Мэри пересела за руль и дождалась, пока Роули вытащил из-за кустов велосипед и укатил. Тогда она поехала домой. Поставив машину в гараж, расположенный у самых ворот, она пошла по аллее к дому, бесшумно открыла дверь и вошла. Перед дверью своей комнаты она замерла в нерешительности. Ей не хотелось туда входить — на мгновение ее охватил суеверный страх, что если она отворит дверь, то увидит стоящего за нею Карла в его изношенном черном костюме. Страх парализовал ее рассудок, но поддаваться ему было нельзя. Мэри заставила себя войти, хотя за ручку двери взялась дрожащей рукой. Быстро включив свет, она издала вздох облегчения — комната была пуста. Все там было таким же, как обычно. Мэри взглянула на стоявшие; на столике возле кровати часы. Не было еще и пяти утра! Сколько ужасных событий произошло за столь короткий промежуток времени! Молодая женщина подумала, что отдала бы все на свете за то, чтобы повернуть время вспять и снова стать такой же беззаботной, какой была всего несколько часов назад. По лицу ее побежали слезы. Она ужасно устала, голова ее раскалывалась от пульсирующей боли. Вспоминались события этой страшной ночи, все сразу, вперемешку. Память обрушивала на молодую женщину какой-то беспорядочный и нескончаемый поток видений. Мэри стала медленно раздеваться. Ей совершенно не хотелось ложиться на эту кровать, но ничего другого не оставалось. На вилле ей придется провести по крайней мере еще несколько дней. Роули скажет, когда можно уже будет уехать, не возбуждая ни у кого подозрений. Если она огласит свою помолвку с Эдгаром, всем ясно будет, почему она покидает Флоренцию на несколько недель раньше, чем собиралась. Ей никак не удавалось припомнить, говорил ли Эдгар, когда ему надо отплыть на пароходе в Индию. Должно быть, скоро. Там она будет в безопасности, сумеет все забыть.
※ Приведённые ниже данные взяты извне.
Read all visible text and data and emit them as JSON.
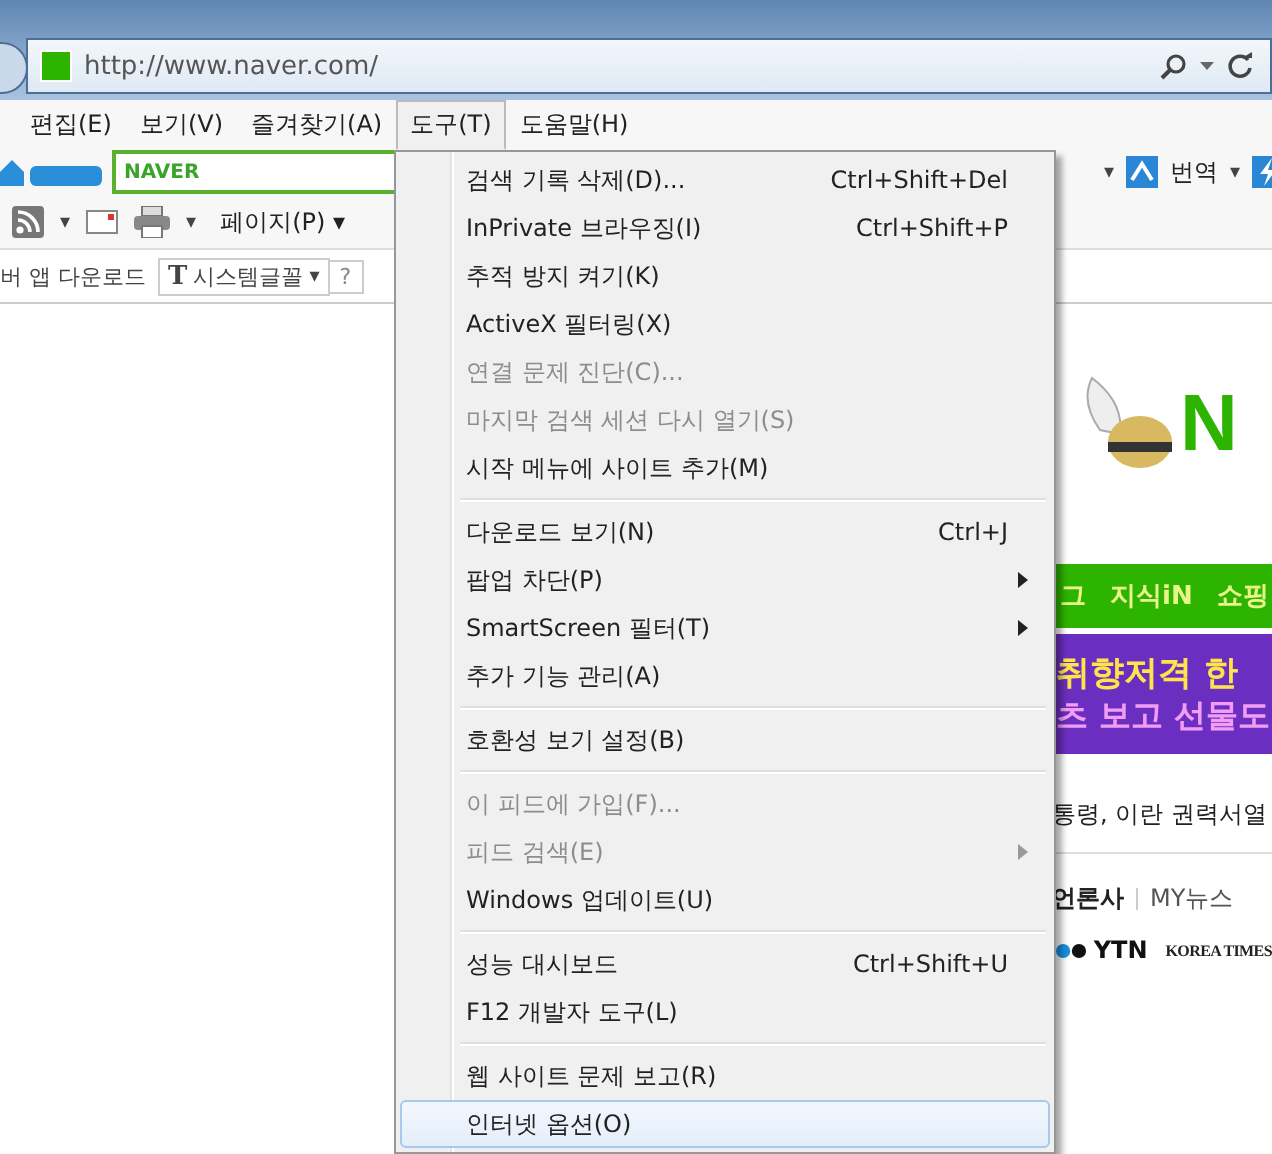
{
  "address_bar": {
    "url": "http://www.naver.com/"
  },
  "menu_bar": [
    {
      "label": "편집(E)",
      "selected": false
    },
    {
      "label": "보기(V)",
      "selected": false
    },
    {
      "label": "즐겨찾기(A)",
      "selected": false
    },
    {
      "label": "도구(T)",
      "selected": true
    },
    {
      "label": "도움말(H)",
      "selected": false
    }
  ],
  "toolbar": {
    "search_provider": "NAVER",
    "caret": "▾",
    "translate": "번역"
  },
  "command_bar": {
    "page_menu": "페이지(P)",
    "caret": "▾"
  },
  "font_bar": {
    "font_icon": "T",
    "label": "버 앱 다운로드",
    "font_button": "시스템글꼴",
    "font_caret": "▾",
    "help": "?"
  },
  "tools_menu": [
    {
      "kind": "item",
      "label": "검색 기록 삭제(D)...",
      "shortcut": "Ctrl+Shift+Del",
      "disabled": false,
      "submenu": false,
      "selected": false
    },
    {
      "kind": "item",
      "label": "InPrivate 브라우징(I)",
      "shortcut": "Ctrl+Shift+P",
      "disabled": false,
      "submenu": false,
      "selected": false
    },
    {
      "kind": "item",
      "label": "추적 방지 켜기(K)",
      "disabled": false,
      "submenu": false,
      "selected": false
    },
    {
      "kind": "item",
      "label": "ActiveX 필터링(X)",
      "disabled": false,
      "submenu": false,
      "selected": false
    },
    {
      "kind": "item",
      "label": "연결 문제 진단(C)...",
      "disabled": true,
      "submenu": false,
      "selected": false
    },
    {
      "kind": "item",
      "label": "마지막 검색 세션 다시 열기(S)",
      "disabled": true,
      "submenu": false,
      "selected": false
    },
    {
      "kind": "item",
      "label": "시작 메뉴에 사이트 추가(M)",
      "disabled": false,
      "submenu": false,
      "selected": false
    },
    {
      "kind": "separator"
    },
    {
      "kind": "item",
      "label": "다운로드 보기(N)",
      "shortcut": "Ctrl+J",
      "disabled": false,
      "submenu": false,
      "selected": false
    },
    {
      "kind": "item",
      "label": "팝업 차단(P)",
      "disabled": false,
      "submenu": true,
      "selected": false
    },
    {
      "kind": "item",
      "label": "SmartScreen 필터(T)",
      "disabled": false,
      "submenu": true,
      "selected": false
    },
    {
      "kind": "item",
      "label": "추가 기능 관리(A)",
      "disabled": false,
      "submenu": false,
      "selected": false
    },
    {
      "kind": "separator"
    },
    {
      "kind": "item",
      "label": "호환성 보기 설정(B)",
      "disabled": false,
      "submenu": false,
      "selected": false
    },
    {
      "kind": "separator"
    },
    {
      "kind": "item",
      "label": "이 피드에 가입(F)...",
      "disabled": true,
      "submenu": false,
      "selected": false
    },
    {
      "kind": "item",
      "label": "피드 검색(E)",
      "disabled": true,
      "submenu": true,
      "selected": false
    },
    {
      "kind": "item",
      "label": "Windows 업데이트(U)",
      "disabled": false,
      "submenu": false,
      "selected": false
    },
    {
      "kind": "separator"
    },
    {
      "kind": "item",
      "label": "성능 대시보드",
      "shortcut": "Ctrl+Shift+U",
      "disabled": false,
      "submenu": false,
      "selected": false
    },
    {
      "kind": "item",
      "label": "F12 개발자 도구(L)",
      "disabled": false,
      "submenu": false,
      "selected": false
    },
    {
      "kind": "separator"
    },
    {
      "kind": "item",
      "label": "웹 사이트 문제 보고(R)",
      "disabled": false,
      "submenu": false,
      "selected": false
    },
    {
      "kind": "item",
      "label": "인터넷 옵션(O)",
      "disabled": false,
      "submenu": false,
      "selected": true
    }
  ],
  "page": {
    "logo_text": "N",
    "nav_links": [
      "그",
      "지식iN",
      "쇼핑"
    ],
    "banner_lines": [
      "취향저격 한",
      "츠 보고 선물도"
    ],
    "headline": "통령, 이란 권력서열",
    "news_tabs": [
      {
        "label": "언론사",
        "selected": true
      },
      {
        "label": "MY뉴스",
        "selected": false
      }
    ],
    "press_logos": [
      "YTN",
      "KOREA TIMES"
    ]
  }
}
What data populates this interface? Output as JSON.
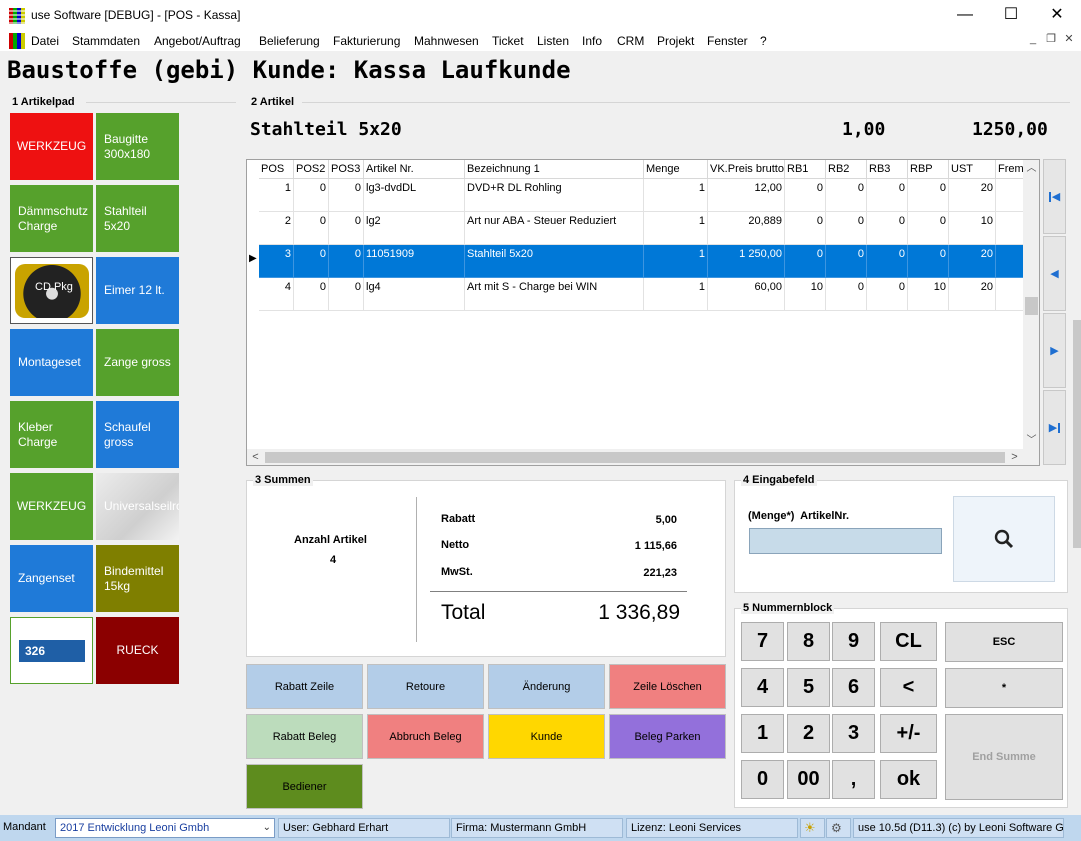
{
  "window": {
    "title": "use Software [DEBUG] - [POS - Kassa]",
    "minimize": "—",
    "maximize": "☐",
    "close": "✕"
  },
  "menu": {
    "items": [
      "Datei",
      "Stammdaten",
      "Angebot/Auftrag",
      "Belieferung",
      "Fakturierung",
      "Mahnwesen",
      "Ticket",
      "Listen",
      "Info",
      "CRM",
      "Projekt",
      "Fenster",
      "?"
    ]
  },
  "heading": "Baustoffe (gebi) Kunde: Kassa Laufkunde",
  "articlepad": {
    "title": "1 Artikelpad",
    "tiles": [
      {
        "label": "WERKZEUG",
        "color": "#ee1111"
      },
      {
        "label": "Baugitte 300x180",
        "color": "#56a12c"
      },
      {
        "label": "Dämmschutz Charge",
        "color": "#56a12c"
      },
      {
        "label": "Stahlteil 5x20",
        "color": "#56a12c"
      },
      {
        "label": "CD Pkg",
        "color": "#1a1a1a"
      },
      {
        "label": "Eimer 12 lt.",
        "color": "#1f7ad8"
      },
      {
        "label": "Montageset",
        "color": "#1f7ad8"
      },
      {
        "label": "Zange gross",
        "color": "#56a12c"
      },
      {
        "label": "Kleber Charge",
        "color": "#56a12c"
      },
      {
        "label": "Schaufel gross",
        "color": "#1f7ad8"
      },
      {
        "label": "WERKZEUG",
        "color": "#56a12c"
      },
      {
        "label": "Universalseilrolle",
        "color": "#e0e0e0"
      },
      {
        "label": "Zangenset",
        "color": "#1f7ad8"
      },
      {
        "label": "Bindemittel 15kg",
        "color": "#7f7f00"
      },
      {
        "label": "326",
        "color": "#1f5fa6"
      },
      {
        "label": "RUECK",
        "color": "#8b0000"
      }
    ]
  },
  "article": {
    "title": "2 Artikel",
    "name": "Stahlteil 5x20",
    "qty": "1,00",
    "price": "1250,00"
  },
  "grid": {
    "columns": [
      "POS",
      "POS2",
      "POS3",
      "Artikel Nr.",
      "Bezeichnung 1",
      "Menge",
      "VK.Preis brutto",
      "RB1",
      "RB2",
      "RB3",
      "RBP",
      "UST",
      "Frem"
    ],
    "rows": [
      [
        "1",
        "0",
        "0",
        "lg3-dvdDL",
        "DVD+R DL Rohling",
        "1",
        "12,00",
        "0",
        "0",
        "0",
        "0",
        "20",
        ""
      ],
      [
        "2",
        "0",
        "0",
        "lg2",
        "Art nur ABA - Steuer Reduziert",
        "1",
        "20,889",
        "0",
        "0",
        "0",
        "0",
        "10",
        ""
      ],
      [
        "3",
        "0",
        "0",
        "11051909",
        "Stahlteil 5x20",
        "1",
        "1 250,00",
        "0",
        "0",
        "0",
        "0",
        "20",
        ""
      ],
      [
        "4",
        "0",
        "0",
        "lg4",
        "Art mit S - Charge bei WIN",
        "1",
        "60,00",
        "10",
        "0",
        "0",
        "10",
        "20",
        ""
      ]
    ],
    "selected_row": 2,
    "row_pointer": "▶",
    "scroll_up": "︿",
    "scroll_down": "﹀",
    "scroll_left": "<",
    "scroll_right": ">"
  },
  "nav": {
    "first": "◀",
    "prev": "◀",
    "next": "▶",
    "last": "▶"
  },
  "summen": {
    "title": "3 Summen",
    "anzahl_label": "Anzahl Artikel",
    "anzahl_value": "4",
    "rabatt_label": "Rabatt",
    "rabatt_value": "5,00",
    "netto_label": "Netto",
    "netto_value": "1 115,66",
    "mwst_label": "MwSt.",
    "mwst_value": "221,23",
    "total_label": "Total",
    "total_value": "1 336,89"
  },
  "eingabe": {
    "title": "4 Eingabefeld",
    "label": "(Menge*)  ArtikelNr.",
    "value": ""
  },
  "numblock": {
    "title": "5 Nummernblock",
    "keys": [
      "7",
      "8",
      "9",
      "CL",
      "4",
      "5",
      "6",
      "<",
      "1",
      "2",
      "3",
      "+/-",
      "0",
      "00",
      ",",
      "ok"
    ],
    "esc": "ESC",
    "star": "*",
    "endsumme": "End Summe"
  },
  "actions": [
    {
      "label": "Rabatt Zeile",
      "color": "#b3cde8"
    },
    {
      "label": "Retoure",
      "color": "#b3cde8"
    },
    {
      "label": "Änderung",
      "color": "#b3cde8"
    },
    {
      "label": "Zeile Löschen",
      "color": "#f08080"
    },
    {
      "label": "Rabatt Beleg",
      "color": "#bcdcbc"
    },
    {
      "label": "Abbruch Beleg",
      "color": "#f08080"
    },
    {
      "label": "Kunde",
      "color": "#ffd700"
    },
    {
      "label": "Beleg Parken",
      "color": "#9370db"
    },
    {
      "label": "Bediener",
      "color": "#5e8c1e"
    }
  ],
  "status": {
    "mandant_label": "Mandant",
    "mandant_value": "2017  Entwicklung Leoni Gmbh",
    "user": "User: Gebhard Erhart",
    "firma": "Firma: Mustermann GmbH",
    "lizenz": "Lizenz: Leoni Services",
    "version": "use 10.5d (D11.3) (c) by Leoni Software G"
  }
}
Когда Мэри уже собралась было лечь, ей вдруг вспомнилось, что Роули отнес оставшуюся с ужина посуду на кухню. Невзирая на его заверения, на душе у молодой женщины было неспокойно. Она почувствовала, что должна сама проверить, все ли там в порядке. Набросив на плечи халат, она отправилась в столовую, а оттуда на кухню. Если бы кто-нибудь из слуг услышал ее шаги, она потом сказала бы, что, проснувшись, почувствовала, что голодна, и пошла на кухню подкрепиться.
Дом казался пустым и безлюдным, кухня напоминала огромную мрачную пещеру. Мэри увидела на столе бекон и убрала его обратно в кладовку, затем выбросила яичную скорлупу в ведро под раковиной, вымыла бокалы и тарелки, оставшиеся после ее совместной с Карлом трапезы, и поставила их туда, где они стояли раньше. Сковороду она повесила на крючок. Теперь уже ничто не могло вызвать у слуг подозрение, так что Мэри тихонько прошла обратно в спальню, выпила снотворное и погасила свет. Она надеялась, что лекарство подействует сразу, но все еще была очень возбуждена и потому лежала без сна и думала, что если вскоре не уснет, то сойдет с ума, но все-таки уснула.
Открыв глаза, Мэри увидела возле кровати Нину.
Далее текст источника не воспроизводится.